L’aube changeante éclair les chemins de travers.
Les vieux se lèvent, rotent et se grattent le derrière,
La barbe pleine des restes de la veille
Donc ils rêvent encore, les yeux plein de sommeil.
C’est à cette heure que toute la ville se lève,
Que chiens et chats abandonnent leur vieille trêve,
Que leurs coups et cris entament le silence
Et font entrer l’Humanité dans leur danse.
En cet instant, le poète sort de sa torpeur
Enfilant les perles de rosée à son cœur
Pour les écrire en lignes d’or entrelacées
Sur le corps de la Muse l’ayant inspiré.
Alors que les démons envahissent la ville
Et que les déments recrachent toute leur bile,
Ce jeune fou se prend à rêver de merveilles
Qu’il cherchera dans le poison et la bouteille.
Derrière ces portes closes l’attendent les fées vertes,
Cette étrange perception de douces pertes…
De mémoire qui lui font oublier son monde…
Comme à un poisson qui évolue dans l’onde.
Ces îles merveilleuses qu’il ne touche qu’en songe,
Qu’il supplie, qu’il désire, qui l’étreint et le ronge,
L’enferment dans un paradis artificiel
Dans lequel il se pose, s’endort et sommeille.
Mais à l’heure du réveil, quand la ville s’endort,
Les vieux démons reviennent à nouveau en renfort,
Du cauchemar qui s’éteint, ils ravivent les flammes
Et lancent leurs filets pour lui voler son âme.
L’obscurité gelant le cœur du poète,
La Muse s’échappant des pensées de l’esthète,
L’homme incompris devient prisonnier du silence,
D’une apocalypse pleine de démon qui dansent.
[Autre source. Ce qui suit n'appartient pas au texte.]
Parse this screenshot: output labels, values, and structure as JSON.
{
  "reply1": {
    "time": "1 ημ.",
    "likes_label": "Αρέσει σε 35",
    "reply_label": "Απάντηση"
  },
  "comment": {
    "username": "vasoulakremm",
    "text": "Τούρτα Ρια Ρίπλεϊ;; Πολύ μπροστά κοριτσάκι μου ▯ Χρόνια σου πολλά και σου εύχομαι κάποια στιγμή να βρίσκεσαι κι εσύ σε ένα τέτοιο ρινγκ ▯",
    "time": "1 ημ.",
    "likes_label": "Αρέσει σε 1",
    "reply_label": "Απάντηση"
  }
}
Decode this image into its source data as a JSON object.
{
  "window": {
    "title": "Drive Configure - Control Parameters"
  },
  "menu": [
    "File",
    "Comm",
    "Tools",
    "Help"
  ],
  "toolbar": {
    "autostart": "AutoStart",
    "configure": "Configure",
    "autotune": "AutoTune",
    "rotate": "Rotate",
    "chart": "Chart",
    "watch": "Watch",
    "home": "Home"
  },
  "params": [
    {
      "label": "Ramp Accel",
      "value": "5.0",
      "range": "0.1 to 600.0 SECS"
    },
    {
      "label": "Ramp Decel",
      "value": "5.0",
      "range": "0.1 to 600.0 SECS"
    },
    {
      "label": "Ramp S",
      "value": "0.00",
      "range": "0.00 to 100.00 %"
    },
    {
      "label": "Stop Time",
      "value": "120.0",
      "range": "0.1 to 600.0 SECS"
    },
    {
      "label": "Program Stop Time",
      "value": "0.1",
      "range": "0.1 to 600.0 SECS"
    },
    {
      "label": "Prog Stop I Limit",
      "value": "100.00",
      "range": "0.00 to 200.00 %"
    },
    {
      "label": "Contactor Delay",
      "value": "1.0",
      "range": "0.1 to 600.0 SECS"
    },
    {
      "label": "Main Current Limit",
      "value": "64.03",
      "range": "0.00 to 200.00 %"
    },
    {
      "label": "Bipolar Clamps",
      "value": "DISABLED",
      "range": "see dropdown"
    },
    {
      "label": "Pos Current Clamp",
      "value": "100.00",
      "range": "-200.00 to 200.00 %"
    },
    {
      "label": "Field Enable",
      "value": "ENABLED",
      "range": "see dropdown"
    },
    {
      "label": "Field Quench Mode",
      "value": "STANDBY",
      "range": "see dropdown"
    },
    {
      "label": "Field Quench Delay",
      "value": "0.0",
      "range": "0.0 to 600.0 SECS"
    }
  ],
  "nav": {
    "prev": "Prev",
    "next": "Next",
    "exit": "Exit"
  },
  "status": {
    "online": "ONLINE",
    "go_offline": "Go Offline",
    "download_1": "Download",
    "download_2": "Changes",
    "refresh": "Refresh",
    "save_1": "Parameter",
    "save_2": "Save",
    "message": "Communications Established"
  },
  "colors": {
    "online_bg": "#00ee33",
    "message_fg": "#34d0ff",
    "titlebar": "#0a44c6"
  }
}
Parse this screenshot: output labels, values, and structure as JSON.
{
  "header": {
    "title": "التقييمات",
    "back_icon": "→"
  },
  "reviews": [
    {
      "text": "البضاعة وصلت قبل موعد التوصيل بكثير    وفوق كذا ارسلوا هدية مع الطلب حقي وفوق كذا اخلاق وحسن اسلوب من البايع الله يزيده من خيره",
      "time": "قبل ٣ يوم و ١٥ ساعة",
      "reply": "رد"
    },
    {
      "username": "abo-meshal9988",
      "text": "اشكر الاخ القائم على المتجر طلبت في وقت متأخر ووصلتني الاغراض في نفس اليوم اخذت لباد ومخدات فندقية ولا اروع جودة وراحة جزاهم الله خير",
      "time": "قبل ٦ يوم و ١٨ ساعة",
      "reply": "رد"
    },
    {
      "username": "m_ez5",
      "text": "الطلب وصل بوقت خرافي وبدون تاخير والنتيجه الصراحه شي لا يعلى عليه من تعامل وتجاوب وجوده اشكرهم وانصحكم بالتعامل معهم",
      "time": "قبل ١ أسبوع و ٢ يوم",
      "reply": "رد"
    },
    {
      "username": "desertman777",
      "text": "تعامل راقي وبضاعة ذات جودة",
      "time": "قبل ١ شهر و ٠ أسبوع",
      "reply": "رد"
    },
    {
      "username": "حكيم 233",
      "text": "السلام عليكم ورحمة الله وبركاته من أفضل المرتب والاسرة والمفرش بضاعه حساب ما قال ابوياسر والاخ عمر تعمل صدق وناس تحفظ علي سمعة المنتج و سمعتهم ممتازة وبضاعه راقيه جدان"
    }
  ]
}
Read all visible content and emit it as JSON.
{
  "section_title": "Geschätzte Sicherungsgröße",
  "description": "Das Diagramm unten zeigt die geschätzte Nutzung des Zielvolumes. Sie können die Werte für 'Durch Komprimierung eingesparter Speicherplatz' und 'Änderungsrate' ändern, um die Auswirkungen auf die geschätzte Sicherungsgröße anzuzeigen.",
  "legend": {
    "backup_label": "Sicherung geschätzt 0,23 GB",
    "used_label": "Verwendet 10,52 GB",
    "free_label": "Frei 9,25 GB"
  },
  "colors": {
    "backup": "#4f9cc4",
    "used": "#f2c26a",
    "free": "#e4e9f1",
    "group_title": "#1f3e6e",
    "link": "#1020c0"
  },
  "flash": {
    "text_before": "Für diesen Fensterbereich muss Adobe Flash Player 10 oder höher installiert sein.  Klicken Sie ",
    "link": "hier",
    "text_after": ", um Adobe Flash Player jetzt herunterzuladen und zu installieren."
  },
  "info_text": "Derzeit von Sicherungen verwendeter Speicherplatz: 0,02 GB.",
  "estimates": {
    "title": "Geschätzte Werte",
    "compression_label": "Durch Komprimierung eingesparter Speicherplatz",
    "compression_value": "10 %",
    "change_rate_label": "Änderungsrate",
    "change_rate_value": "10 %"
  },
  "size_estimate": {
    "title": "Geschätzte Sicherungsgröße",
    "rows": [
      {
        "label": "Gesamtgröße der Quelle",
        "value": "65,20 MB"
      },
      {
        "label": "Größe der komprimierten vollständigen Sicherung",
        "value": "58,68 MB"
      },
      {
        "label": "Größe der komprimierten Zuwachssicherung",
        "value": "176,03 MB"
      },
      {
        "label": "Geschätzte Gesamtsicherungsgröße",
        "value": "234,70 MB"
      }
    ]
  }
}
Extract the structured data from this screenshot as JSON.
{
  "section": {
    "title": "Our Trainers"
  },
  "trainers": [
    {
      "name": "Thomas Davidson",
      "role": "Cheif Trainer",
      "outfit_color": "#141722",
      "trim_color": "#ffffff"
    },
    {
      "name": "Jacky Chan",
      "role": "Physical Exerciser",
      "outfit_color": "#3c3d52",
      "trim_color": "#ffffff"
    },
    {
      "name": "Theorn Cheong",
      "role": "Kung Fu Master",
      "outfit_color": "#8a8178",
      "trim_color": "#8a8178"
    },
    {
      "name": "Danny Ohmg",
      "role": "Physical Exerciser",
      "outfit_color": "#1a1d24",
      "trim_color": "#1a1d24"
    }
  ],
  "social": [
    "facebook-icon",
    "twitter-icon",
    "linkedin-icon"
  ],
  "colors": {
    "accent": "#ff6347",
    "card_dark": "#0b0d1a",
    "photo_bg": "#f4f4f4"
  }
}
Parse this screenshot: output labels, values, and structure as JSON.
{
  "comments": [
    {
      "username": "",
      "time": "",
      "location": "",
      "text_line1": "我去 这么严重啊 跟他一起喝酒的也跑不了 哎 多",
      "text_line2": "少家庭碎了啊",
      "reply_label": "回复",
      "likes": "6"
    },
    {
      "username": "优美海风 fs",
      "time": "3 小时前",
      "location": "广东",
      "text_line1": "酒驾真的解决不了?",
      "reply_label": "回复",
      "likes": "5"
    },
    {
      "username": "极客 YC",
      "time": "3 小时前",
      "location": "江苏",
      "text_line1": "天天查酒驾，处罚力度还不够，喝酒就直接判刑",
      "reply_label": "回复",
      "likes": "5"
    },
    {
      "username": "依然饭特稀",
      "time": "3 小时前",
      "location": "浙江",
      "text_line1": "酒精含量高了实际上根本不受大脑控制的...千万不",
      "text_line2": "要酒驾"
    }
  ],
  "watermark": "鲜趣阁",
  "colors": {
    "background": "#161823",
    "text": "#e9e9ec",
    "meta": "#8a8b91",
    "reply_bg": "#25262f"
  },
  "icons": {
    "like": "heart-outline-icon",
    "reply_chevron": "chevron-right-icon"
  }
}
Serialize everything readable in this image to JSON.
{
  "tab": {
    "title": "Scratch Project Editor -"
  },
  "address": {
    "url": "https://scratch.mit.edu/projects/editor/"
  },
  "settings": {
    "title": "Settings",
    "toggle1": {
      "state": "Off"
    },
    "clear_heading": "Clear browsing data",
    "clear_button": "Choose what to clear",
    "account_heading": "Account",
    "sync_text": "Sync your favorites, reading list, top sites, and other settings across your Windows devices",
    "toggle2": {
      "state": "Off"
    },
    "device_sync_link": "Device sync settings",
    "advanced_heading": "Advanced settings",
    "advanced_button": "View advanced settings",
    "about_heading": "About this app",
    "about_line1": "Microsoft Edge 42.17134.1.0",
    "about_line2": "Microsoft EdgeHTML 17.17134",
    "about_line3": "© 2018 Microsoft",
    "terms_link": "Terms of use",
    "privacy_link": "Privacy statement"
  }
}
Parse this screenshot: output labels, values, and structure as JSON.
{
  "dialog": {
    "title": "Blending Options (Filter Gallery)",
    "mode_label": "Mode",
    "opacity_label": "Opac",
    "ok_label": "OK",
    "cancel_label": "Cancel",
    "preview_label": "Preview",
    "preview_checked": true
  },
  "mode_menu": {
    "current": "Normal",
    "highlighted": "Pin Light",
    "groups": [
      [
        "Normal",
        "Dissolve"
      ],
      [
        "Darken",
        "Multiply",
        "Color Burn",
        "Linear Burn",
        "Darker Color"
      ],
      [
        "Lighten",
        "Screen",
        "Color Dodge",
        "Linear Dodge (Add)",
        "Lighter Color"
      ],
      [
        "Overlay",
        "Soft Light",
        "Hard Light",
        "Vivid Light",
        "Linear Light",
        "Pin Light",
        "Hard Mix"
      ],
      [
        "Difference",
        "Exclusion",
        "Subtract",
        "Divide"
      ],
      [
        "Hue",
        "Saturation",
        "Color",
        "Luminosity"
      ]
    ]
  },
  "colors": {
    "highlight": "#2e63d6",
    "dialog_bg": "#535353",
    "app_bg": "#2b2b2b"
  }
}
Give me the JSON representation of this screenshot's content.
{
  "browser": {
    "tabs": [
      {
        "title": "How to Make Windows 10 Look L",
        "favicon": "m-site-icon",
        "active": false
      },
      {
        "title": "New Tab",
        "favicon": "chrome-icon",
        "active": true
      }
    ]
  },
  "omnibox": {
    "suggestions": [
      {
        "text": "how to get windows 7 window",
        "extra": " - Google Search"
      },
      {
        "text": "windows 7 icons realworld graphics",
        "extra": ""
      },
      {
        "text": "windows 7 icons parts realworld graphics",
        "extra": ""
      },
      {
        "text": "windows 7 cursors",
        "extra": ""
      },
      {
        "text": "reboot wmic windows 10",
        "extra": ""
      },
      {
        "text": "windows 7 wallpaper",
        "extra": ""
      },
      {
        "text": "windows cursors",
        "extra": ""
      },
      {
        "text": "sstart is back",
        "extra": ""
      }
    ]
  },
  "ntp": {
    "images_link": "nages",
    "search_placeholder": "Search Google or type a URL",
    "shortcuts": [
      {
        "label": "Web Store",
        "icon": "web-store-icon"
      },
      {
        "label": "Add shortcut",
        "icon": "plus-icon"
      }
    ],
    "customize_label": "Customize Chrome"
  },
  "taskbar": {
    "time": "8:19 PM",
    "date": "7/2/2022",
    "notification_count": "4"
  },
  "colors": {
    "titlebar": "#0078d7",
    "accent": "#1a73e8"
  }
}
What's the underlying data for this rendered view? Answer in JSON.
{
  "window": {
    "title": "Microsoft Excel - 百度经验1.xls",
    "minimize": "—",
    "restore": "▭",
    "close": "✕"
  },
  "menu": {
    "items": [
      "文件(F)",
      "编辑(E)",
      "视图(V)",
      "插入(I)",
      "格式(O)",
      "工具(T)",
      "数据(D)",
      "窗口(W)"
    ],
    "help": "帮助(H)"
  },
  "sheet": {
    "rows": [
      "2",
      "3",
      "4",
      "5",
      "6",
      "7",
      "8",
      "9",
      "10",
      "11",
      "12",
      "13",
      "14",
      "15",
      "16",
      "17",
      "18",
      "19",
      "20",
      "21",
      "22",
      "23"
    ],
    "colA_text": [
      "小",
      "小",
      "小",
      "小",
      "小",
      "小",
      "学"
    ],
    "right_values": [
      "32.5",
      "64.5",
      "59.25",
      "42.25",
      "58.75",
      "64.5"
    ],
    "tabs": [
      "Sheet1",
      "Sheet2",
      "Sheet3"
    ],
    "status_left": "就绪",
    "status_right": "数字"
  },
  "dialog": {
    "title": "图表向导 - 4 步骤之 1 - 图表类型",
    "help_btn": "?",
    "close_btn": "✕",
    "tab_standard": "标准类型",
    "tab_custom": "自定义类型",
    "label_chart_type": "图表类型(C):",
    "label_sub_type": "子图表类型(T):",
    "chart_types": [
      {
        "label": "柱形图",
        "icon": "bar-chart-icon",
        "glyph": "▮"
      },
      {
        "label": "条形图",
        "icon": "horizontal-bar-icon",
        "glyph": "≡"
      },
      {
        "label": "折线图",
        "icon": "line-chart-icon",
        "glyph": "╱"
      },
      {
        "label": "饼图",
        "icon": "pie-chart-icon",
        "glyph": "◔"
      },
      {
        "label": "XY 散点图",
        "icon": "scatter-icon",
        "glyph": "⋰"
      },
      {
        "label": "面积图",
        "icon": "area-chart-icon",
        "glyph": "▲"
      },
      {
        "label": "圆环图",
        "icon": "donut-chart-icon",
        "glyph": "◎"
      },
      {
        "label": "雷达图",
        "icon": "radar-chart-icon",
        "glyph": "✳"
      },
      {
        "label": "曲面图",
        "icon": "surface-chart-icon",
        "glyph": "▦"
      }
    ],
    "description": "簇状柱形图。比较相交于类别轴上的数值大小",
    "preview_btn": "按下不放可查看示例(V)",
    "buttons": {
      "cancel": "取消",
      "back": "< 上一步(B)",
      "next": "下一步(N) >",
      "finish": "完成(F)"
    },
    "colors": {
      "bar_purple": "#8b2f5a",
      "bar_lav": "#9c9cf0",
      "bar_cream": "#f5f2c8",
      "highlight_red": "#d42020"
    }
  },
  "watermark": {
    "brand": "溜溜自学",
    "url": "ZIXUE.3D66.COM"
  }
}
Et supportant ce combat de tous les instants,
Cette nocturne bataille contre cet homme-enfant,
Le Loup mangeant la Lune, le Mal vainquant le Bien,
Le Poison et le Poète se lient au matin.
Mais comment blâmer ce pauvre homme de lettre ?
Ce fardeau continuel qu’il porte de tout son être,
C’est le désespoir et le malheur du monde
Qu’on lui a donné dès sa naissance immonde.
Dans le miroir vert de son précieux liquide,
L’homme rêve qu’il rêve d’une bouteille vide
Et qu’il s’échappe de sa prison dorée
Pour parcourir le monde, sa Muse à ses côtés.
Au détour d’un sentier, sur le bord du chemin,
La blanche tête de mort qui se dresse au loin
Sonne le glas et le rappelle à ses chaines :
Le poison est bien là ; la bouteille l’entraine.